In the case of Sandberg Trucking, Inc., and Horn v. Johnson, in April 2008, a tractor-trailer owned by Sandberg and driven by Horn was southbound on I-65 when it struck a deer in the dark leaving its dead remains on the road. Horn then stopped his truck approximately 250 feet down the roadway on the shoulder. He exited his truck to examine the damage to it but did not activate any of his truck’s emergency flashers or hazard lights until 90 seconds after he parked. Around the same time, Johnson’s fiancé, Joshua, was driving from the north and in an attempt to avoid the deer remains spun out of control into Horn’s parked truck. This accident would kill Joshua and severely injure Johnson.

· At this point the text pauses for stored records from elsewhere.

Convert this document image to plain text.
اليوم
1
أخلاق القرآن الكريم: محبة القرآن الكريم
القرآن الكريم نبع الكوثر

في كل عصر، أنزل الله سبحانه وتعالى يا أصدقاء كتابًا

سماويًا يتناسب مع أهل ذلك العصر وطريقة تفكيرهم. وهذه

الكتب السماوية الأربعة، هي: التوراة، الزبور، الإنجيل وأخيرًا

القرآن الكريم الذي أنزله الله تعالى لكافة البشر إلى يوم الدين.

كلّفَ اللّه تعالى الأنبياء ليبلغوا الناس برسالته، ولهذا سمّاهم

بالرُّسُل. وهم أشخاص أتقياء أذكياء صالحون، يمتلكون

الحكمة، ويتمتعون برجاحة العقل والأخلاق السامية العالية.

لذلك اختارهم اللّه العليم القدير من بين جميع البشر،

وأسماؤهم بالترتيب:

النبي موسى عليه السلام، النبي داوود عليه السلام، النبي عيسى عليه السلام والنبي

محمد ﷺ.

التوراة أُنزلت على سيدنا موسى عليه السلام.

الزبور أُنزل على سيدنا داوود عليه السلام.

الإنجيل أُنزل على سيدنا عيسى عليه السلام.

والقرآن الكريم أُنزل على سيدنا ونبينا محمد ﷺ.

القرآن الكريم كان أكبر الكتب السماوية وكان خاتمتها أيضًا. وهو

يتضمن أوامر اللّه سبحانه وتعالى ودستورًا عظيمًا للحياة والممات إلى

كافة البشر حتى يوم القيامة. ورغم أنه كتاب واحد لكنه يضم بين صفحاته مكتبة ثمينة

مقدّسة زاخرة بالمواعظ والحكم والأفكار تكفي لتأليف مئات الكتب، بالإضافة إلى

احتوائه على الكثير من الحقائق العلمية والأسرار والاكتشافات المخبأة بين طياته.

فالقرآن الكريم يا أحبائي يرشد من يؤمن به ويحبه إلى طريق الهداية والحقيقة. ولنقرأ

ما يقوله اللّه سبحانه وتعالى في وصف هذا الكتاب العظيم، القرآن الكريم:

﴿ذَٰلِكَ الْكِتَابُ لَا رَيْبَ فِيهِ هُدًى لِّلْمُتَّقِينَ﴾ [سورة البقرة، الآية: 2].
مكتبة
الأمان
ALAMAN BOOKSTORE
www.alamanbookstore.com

Johnson sued Sandberg Trucking, Inc., and Horn for negligence, and a jury found them 30% liable for Johnson’s injuries awarding her $2.13 million. Sandberg Trucking, Inc., and Horn would argue that there was insufficient evidence to sustain the jury’s verdict because they believed that the trial court allowed the jury to base their verdict on an impermissible speculation. They also believed that the trial court erred in concluding that they had a duty to warn fellow motorists of a hazard in the road and that there was no evidence to support the significant jury award. The Indiana Court of
Appeals held that their arguments were to be without merit and affirmed the verdict of the trial court.